No es un sistema perfecto, y se podría hacer mucho más y mejor de lo que se hace, pero la iglesia hace una buena labor en países con muchas necesidades como los africanos y también en países menos necesitados como el nuestro, inclusive en países dónde se profesan otro tipo de religiones y se persigue a cristianos, la iglesia realiza labores humanitarias movidos por la fe.

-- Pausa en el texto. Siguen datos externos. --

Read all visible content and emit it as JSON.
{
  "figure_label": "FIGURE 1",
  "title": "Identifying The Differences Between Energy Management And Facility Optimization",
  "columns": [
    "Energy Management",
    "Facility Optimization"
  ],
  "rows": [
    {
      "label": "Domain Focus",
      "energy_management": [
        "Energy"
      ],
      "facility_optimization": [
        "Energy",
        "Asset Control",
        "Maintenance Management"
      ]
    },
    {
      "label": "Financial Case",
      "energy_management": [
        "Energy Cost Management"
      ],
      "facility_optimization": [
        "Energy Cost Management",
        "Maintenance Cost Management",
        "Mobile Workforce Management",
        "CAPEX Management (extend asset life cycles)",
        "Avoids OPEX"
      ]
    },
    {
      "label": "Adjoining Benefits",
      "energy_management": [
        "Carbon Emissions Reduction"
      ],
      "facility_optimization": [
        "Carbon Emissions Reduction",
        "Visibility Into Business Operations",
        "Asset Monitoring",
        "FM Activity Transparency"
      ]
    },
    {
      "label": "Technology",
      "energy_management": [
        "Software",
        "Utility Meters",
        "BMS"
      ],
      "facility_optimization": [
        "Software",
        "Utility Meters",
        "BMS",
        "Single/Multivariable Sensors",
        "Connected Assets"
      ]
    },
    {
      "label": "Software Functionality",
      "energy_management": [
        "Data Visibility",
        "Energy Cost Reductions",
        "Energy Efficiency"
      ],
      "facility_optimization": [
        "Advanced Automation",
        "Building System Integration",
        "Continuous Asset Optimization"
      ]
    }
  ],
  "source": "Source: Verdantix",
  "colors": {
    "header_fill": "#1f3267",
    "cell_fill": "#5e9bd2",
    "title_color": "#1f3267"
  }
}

No me olvido de todos los fallos que tiene la iglesia. Como organización humana que es tiene una gran número, y los arrastra a lo largo de la historia. También sé que hay muchísima gente que realiza labores humanitarias y no son cristianos, ni siquiera religiosos. Todos los que son capaces de dejar atrás su vida para entregarse a los demás en donde hay miseria, merecen todo mi respeto, cristianos o no, la cuestión es que conozco bastantes amigos sacerdotes que eligieron esta vida, hacen una labor encomiable y no dejan de ser iglesia.  No pueden tener menos merito por otros males de la iglesia.

De todas maneras, si no les gusta la iglesia, ódienla, están en su derecho, pero trabajen por mejorar el mundo a través de otras plataformas, hay muchísimas, o de la suya propia, pero no nos conformemos con sentarnos en el sofá y gritar a los cuatro vientos que los demás se están equivocando.